- Released April 29, 1995
Executive Excess 1995: Workers Lose, CEOs Win (II)
The second annual report on CEO pay: The widening wage gap between U.S. executives and their U.S. and Mexican workers.
Sixteen months into NAFTA, as the U.S. and Mexican economies become increasingly intertwined, this report takes a look at how the U.S. companies with the most employees in Mexico are treating their executives and their workers. The study analyzes the 1994 compensation packages of the top three executives at the 26 U.S. companies with at least 1,500 employees in Mexico, and examines the wages and working conditions for both the Mexican and U.S. workers of these firms.
- The 78 executives at the 26 U.S. firms included in the study earned, on average, total compensation packages of $2,651,825 in 1994. If they had instead taken home only $411,200 — the average pay of the top 38 Japanese executives — they could have used the rest of their earnings to give each of their Mexican workers a raise of more than $1,000 per year. Since most of their Mexican employees earn between $1,000 and $3,000 per year, this would amount to a raise of 33-100 percent.
- These executives enjoyed average pay raises of more than 29 percent. Executives at Ford and General Motors got pay hikes of more than 130 percent. At the same time, many of these same companies are refusing to grant raises to their Mexican workers that would make up for the 40-50 percent plummet in purchasing power caused by the current Mexican economic crisis.
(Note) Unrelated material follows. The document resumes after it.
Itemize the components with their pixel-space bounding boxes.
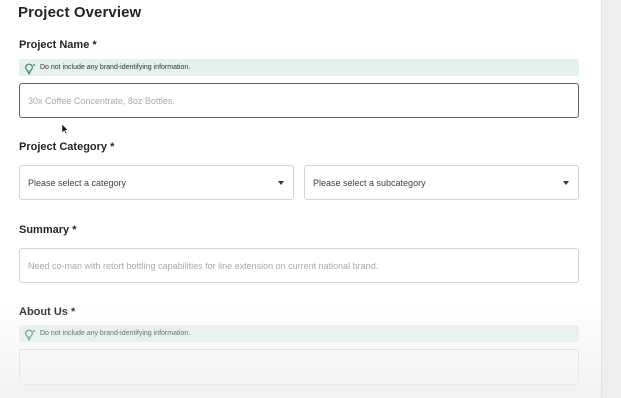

- In most cases, the executives at these firms are making several thousand times the pay of their Mexican employees. For example, Ford CEO Alexander Trotman made 2,003 times the annual pay of an average Ford employee in Mexico. Trotman’s 1994 compensation package was $8.1 million, while the average Ford employee in Mexico made $4,044.
- In at least one case, the CEO’s compensation was worth far more than the company’s total annual Mexican payroll. A news report stated that wages in AlliedSignal’s Monterry plant had dropped from $1.30 to 82 cents an hour in January due to the peso crisis. At that wage rate, Allied’s 3,810 Mexican workers would make a combined total of only $7.8 million a year — less than two-thirds the value of Allied CEO Lawrence Bossidy’s $12.4 million take last year.
- The U.S. employees of these companies haven’t fared well either. U.S. wages continue to stagnate and the 26 companies studied have carried out 18 NAFTA-related layoffs affecting 3,396 U.S. workers since NAFTA took effect on January 1, 1994.